For FFPs earned by customers Qantas uses the incremental cost accounting approach (Qantas 2006). The obligation to provide travel later on is recognized as a legal responsibility based on the incremental costs associated with providing airtravel to the customer (Qantas 2006). A provision is established for these current and no current debts based on the modern day value from the incremental price...

References: Aussie Accounting Criteria Board, Structure for the preparation and Presentation of economic Satements, September 2004.

Bowman, L. 95. ‘Going the space ', Airfinance Journal, vol. 170, Feb, pp. twenty three – twenty-five.

IATA and KPMG, 1995, Airline accounting guideline number 2: frequent-flyer programme accounting.

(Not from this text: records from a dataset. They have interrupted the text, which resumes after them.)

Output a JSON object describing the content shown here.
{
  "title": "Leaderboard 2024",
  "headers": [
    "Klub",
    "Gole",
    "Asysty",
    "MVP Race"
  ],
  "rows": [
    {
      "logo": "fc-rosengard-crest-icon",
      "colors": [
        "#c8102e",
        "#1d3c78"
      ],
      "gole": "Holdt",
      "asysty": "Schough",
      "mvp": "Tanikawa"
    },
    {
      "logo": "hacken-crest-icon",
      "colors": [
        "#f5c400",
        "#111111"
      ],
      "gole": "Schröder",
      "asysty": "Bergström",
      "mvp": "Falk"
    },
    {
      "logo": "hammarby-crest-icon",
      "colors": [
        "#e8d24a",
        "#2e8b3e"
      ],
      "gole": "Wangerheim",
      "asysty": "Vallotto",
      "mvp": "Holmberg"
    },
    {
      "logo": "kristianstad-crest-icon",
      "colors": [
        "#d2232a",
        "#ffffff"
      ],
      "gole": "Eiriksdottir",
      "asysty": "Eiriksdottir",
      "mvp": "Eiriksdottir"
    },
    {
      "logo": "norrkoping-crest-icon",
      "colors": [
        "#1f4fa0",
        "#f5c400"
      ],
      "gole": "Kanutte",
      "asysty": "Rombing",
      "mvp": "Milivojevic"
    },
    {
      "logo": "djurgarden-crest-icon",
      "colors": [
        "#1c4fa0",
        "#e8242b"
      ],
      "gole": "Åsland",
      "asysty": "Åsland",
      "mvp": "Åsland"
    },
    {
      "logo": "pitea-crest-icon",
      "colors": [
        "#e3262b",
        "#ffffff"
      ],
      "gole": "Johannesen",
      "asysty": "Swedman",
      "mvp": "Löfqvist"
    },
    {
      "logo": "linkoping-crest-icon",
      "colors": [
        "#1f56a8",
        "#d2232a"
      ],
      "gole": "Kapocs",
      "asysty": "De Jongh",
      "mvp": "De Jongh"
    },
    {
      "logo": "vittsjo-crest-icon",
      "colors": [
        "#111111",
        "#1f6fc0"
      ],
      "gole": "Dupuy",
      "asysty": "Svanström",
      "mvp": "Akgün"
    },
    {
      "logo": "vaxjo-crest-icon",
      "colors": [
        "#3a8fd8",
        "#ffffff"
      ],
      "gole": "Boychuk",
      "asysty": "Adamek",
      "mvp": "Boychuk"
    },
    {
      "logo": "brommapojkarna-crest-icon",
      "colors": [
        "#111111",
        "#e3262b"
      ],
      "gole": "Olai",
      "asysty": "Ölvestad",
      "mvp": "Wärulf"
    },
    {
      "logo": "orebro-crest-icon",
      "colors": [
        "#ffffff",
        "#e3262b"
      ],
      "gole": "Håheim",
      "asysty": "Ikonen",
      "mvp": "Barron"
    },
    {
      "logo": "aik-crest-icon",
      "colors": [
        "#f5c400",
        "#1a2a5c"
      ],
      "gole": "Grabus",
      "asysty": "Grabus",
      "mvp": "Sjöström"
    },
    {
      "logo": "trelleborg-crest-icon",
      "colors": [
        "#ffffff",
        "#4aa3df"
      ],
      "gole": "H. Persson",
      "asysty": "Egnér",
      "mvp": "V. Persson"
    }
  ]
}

Montreal, Canada: International Air Transport Connection.

Tan, C. W., Structure, G., Hancock, P. and Taplin, 3rd there’s r. 2002, ‘Empires of the atmosphere: determinants of global airlines ' accounting-policy choices. ' Intercontinental Journal of Accounting, volume. 37, pp 277-299.

Qantas Airways Limited, 2006, Focus on detail, twelve-monthly report 06\, Qantas Airways, Mascot.

Virgin Blue Coalition Limited. (2006), Annual Survey 2006, Virgin mobile Blue, Brisbane.

WebFlyer (2006). ‘Chronology of Mileage Redemption/Program Liability Build up '. [Online], Readily available from: < (http://www.webflyer.com/company/press_room/facts_and_stats/liability_accumulation.php>, [8 August 2006].

Wikipedia. (4 August 2006). ‘Frequent flyer program '. [Online]. Available from:, [8 Oct 2006].